Molina Healthcare
Molina Healthcare is a nationwide fortune 500 organization with a mission to provide quality healthcare to people receiving government assistance. If you are seeking a meaningful opportunity in a team-oriented environment, come be a part of a highly engaged workforce dedicated to our mission. Bring your passion and talents and together we can make a difference in the lives of others. Molina Healthcare offers a competitive benefits and compensation package. Molina Healthcare is an Equal Opportunity Employer (EOE) M/F/D/V.
Provides support for clinical member services review assessment processes. Responsible for verifying that services are medically necessary and align with established clinical guidelines, insurance policies, and regulations - ensuring members reach desired outcomes through integrated delivery of care across the continuum. Contributes to overarching strategy to provide quality and cost-effective member care.
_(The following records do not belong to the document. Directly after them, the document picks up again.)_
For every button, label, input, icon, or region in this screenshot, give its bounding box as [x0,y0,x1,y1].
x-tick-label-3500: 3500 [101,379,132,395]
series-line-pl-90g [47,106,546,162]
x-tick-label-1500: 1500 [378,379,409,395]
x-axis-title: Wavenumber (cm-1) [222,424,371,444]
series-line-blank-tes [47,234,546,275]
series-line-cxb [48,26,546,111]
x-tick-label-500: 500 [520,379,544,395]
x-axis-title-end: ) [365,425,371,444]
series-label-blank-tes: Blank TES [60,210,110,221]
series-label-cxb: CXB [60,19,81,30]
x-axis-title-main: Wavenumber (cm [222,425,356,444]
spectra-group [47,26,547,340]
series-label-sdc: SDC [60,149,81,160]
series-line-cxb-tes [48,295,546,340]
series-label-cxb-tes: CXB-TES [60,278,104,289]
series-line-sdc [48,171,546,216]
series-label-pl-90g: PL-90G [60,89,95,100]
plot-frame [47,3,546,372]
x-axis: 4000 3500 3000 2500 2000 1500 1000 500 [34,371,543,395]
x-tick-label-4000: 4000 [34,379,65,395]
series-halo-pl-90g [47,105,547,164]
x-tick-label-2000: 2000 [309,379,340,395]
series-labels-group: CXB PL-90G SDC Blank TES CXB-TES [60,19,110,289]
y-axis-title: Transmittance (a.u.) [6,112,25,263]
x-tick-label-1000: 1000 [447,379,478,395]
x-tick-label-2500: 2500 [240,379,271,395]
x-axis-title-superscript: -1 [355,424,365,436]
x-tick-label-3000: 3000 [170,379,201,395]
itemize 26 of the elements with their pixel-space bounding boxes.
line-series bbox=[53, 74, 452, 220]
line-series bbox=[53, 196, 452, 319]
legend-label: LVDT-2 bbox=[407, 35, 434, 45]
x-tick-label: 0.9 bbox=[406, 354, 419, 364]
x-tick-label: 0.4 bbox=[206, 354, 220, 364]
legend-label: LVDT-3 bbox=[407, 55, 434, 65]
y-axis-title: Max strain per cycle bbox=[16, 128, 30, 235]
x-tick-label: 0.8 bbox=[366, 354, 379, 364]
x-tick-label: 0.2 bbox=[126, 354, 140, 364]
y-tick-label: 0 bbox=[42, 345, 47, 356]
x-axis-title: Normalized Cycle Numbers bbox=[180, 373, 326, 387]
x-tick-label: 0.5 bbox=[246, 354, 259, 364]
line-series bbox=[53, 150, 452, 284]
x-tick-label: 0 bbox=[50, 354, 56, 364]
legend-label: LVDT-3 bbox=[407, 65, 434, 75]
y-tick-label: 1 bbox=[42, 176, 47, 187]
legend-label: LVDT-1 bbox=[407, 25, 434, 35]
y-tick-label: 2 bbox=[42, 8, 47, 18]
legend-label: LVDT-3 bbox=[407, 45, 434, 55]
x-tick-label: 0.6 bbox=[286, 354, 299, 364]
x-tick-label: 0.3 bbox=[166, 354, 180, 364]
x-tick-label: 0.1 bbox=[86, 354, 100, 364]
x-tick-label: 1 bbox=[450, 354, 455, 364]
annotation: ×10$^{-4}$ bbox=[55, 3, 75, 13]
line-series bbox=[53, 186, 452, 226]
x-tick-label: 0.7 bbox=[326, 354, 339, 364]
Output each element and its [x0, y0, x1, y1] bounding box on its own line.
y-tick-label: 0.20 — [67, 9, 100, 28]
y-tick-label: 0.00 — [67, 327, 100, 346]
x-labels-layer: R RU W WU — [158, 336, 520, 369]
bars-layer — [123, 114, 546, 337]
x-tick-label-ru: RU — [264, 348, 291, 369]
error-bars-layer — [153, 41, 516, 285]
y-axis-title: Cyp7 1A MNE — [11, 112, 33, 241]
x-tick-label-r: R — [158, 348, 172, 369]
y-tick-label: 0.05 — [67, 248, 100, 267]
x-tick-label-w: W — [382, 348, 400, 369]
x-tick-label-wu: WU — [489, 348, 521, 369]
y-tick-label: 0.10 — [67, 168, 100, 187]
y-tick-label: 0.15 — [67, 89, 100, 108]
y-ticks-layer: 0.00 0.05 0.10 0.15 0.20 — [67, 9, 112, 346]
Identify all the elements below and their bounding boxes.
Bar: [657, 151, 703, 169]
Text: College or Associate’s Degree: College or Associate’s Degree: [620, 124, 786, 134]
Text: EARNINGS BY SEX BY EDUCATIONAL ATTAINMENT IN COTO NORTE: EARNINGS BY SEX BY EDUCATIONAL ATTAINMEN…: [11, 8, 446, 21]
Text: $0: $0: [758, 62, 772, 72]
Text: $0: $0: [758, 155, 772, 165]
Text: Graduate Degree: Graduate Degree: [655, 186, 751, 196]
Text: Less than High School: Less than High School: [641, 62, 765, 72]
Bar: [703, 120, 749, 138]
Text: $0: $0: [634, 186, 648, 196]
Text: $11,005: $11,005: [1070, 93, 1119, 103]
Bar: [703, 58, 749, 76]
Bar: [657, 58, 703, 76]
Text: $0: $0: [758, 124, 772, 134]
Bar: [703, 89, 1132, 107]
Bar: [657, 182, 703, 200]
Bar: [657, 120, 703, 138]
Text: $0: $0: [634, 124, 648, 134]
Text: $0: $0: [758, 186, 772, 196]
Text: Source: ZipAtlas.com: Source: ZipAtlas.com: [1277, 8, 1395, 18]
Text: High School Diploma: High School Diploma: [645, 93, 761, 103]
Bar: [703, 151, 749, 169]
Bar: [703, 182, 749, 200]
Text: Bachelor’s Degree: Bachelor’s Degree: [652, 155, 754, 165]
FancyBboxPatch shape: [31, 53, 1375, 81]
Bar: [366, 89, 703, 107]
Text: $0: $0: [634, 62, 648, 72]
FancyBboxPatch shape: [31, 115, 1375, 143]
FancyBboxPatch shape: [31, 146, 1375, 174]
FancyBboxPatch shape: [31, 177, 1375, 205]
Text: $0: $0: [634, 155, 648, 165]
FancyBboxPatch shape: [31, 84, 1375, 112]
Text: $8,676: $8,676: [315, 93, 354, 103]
At least 2 years health care experience, including experience in hospital acute care, inpatient review, prior authorization, managed care, or equivalent combination of relevant education and experience. Clinical licensure and/or certification required ONLY if required by state contract, regulation or state board licensing mandates. If licensed, license must be active and unrestricted in state of practice. Ability to prioritize and manage multiple deadlines. Excellent organizational, problem-solving and critical-thinking skills. Strong written and verbal communication skills. •Microsoft Office suite/applicable software program(s) proficiency. LPN / LVN licensure required Preferred Experience: Previous experience in Hospital Acute Care, ER or ICU, Prior Auth, Utilization Review / Utilization Management and knowledge of Interqual / MCG guidelines. Preferred License, Certification, Association: Active, unrestricted Utilization Management Certification (CPHM). MULTI STATE / COMPACT LICENSURE Individual state licensures which are not part of the compact states are required for: CA, NV, IL, and MI WORK SCHEDULE: Sun - Thurs / Tues - Sat shift will rotate with some weekends and holidays. Training will be held Mon - Fri
Assesses services for members to ensure optimum outcomes, cost-effectiveness and compliance with all state/federal regulations and guidelines. Analyzes clinical service requests from members or providers against evidence based clinical guidelines. Identifies appropriate benefits, eligibility and expected length of stay for requested treatments and/or procedures. Conducts reviews to determine prior authorization/financial responsibility for Molina and its members. Processes requests within required timelines. Refers appropriate cases to medical directors (MDs) and presents cases in a consistent and efficient manner. Requests additional information from members or providers as needed. Makes appropriate referrals to other clinical programs. Collaborates with multidisciplinary teams to promote the Molina care model. Adheres to utilization management (UM) policies and procedures.